2016-03-12
Fani Łódzkiego Klubu Sportowego planowali rozpocząć rundę wiosenną sezonu 2015/2016 od wyjazdu na mecz III ligi do Tomaszowa Mazowieckiego, gdzie w niedzielę o godz. 11 ich drużyna zmierzy się z miejscową Lechią. Gospodarze spotkania odmówili jednak przyjęcia fanów ŁKS-u, pomimo że nakazuje im to regulamin rozgrywek.
"Lechia, nie chce przyjąć kibiców ŁKS, choć we wniosku licencyjnym zagwarantowała, że przyjmie grupę fanów ekip przyjezdnych w liczbie co najmniej pięciu procent pojemności trybun" - informuje Dziennik Łódzki.
Decyzja władz Lechii prawdopodobnie poskutkuje nałożeniem na klub kary przez Mazowiecki Związek Piłki Nożnej. Grzywna może mieć wysokość od 500 do nawet 5000 zł, co dla drużyny z Tomaszowa będzie odczuwalnym wydatkiem. Co więcej, niewpuszczenie kibiców ŁKS-u może spowodować nawet... zawieszenie licencji na grę w III lidze!
- To prawda, Lechia zostanie ukarana - nie ma wątpliwości Mirosław Starczewski, wiceprezes Mazowieckiego Związku Piłki Nożnej, który prowadzi w obecnym sezonie rozgrywki III ligi łódzko-mazowieckiej. - Jak najszybciej zbierze się Komisja do Spraw Licencji Klubowych III ligi i podejmiemy decyzję co do kary.
- Nas najbardziej boli, że działacze Lechii zlekceważyli całą sytuację, doprowadzając do tego, że jako klub nie są władni do podejmowania decyzji odnośnie organizacji meczu. Wysłali do ŁKS pismo, że kierują się sugestiami policji i władz miasta. Nie możemy dopuścić do precedensu, że mecze będą rozgrywane bez kibiców gości. Ktoś powie, udało się Lechii, to i nam i nie przyjmiemy np., ŁKS, czy Polonii Warszawa - mówi Mirosław Starczewski.

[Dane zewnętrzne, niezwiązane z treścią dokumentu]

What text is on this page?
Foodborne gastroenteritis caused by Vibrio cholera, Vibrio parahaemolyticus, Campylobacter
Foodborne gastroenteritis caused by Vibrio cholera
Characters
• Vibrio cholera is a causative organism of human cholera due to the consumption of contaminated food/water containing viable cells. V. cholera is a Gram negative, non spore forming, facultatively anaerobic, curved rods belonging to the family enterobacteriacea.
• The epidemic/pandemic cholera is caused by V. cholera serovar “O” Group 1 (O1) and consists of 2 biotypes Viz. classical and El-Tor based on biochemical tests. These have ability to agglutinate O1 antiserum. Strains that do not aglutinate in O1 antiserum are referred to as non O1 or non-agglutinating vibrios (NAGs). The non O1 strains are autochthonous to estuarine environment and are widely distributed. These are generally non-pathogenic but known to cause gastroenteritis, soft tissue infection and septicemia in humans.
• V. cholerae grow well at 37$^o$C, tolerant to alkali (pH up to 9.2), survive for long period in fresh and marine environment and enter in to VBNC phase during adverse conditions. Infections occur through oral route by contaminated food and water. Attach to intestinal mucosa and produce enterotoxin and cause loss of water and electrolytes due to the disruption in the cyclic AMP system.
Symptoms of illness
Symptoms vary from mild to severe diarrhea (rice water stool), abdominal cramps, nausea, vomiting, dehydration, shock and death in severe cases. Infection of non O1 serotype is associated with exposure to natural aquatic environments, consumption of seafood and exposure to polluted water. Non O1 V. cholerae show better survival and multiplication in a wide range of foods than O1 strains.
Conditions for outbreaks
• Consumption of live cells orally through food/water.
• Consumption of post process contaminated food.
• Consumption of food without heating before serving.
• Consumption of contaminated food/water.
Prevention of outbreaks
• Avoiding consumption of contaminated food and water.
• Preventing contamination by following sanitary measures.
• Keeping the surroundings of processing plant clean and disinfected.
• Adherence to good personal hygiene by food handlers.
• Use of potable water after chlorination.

Wszystko wskazuje jednak na to, że kibice ŁKS-u wybiorą się do Tomaszowa, korzystając z wolności przemieszczania się po obszarze kraju.
- Jeśli przyjadą i wejdą na stadion, to mecz się nie odbędzie - nie ma wątpliwości Michał Goździk, prezes Lechii Tomaszów. - Dostałem wytyczne od komendanta policji w Tomaszowie oraz prezydenta miasta, a miasto jest właścicielem obiektu, że ze względu na zagwarantowanie bezpieczeństwa mieszkańcom miasta, nie można dopuścić do tego, żeby byli kibice ŁKS.
Jeśli kibice przyjadą do Tomaszowa i nie wejdą na stadion, ale będą przebywać w jego okolicy to już nie mój problem, lecz policji. Przyznam, że jestem całą sprawą zmęczony. Rozważaliśmy nawet czy nie oddać meczu walkowerem - kończy rozmowę z dziennikarzami Dziennik Łódzkiego prezes Michał Goździk.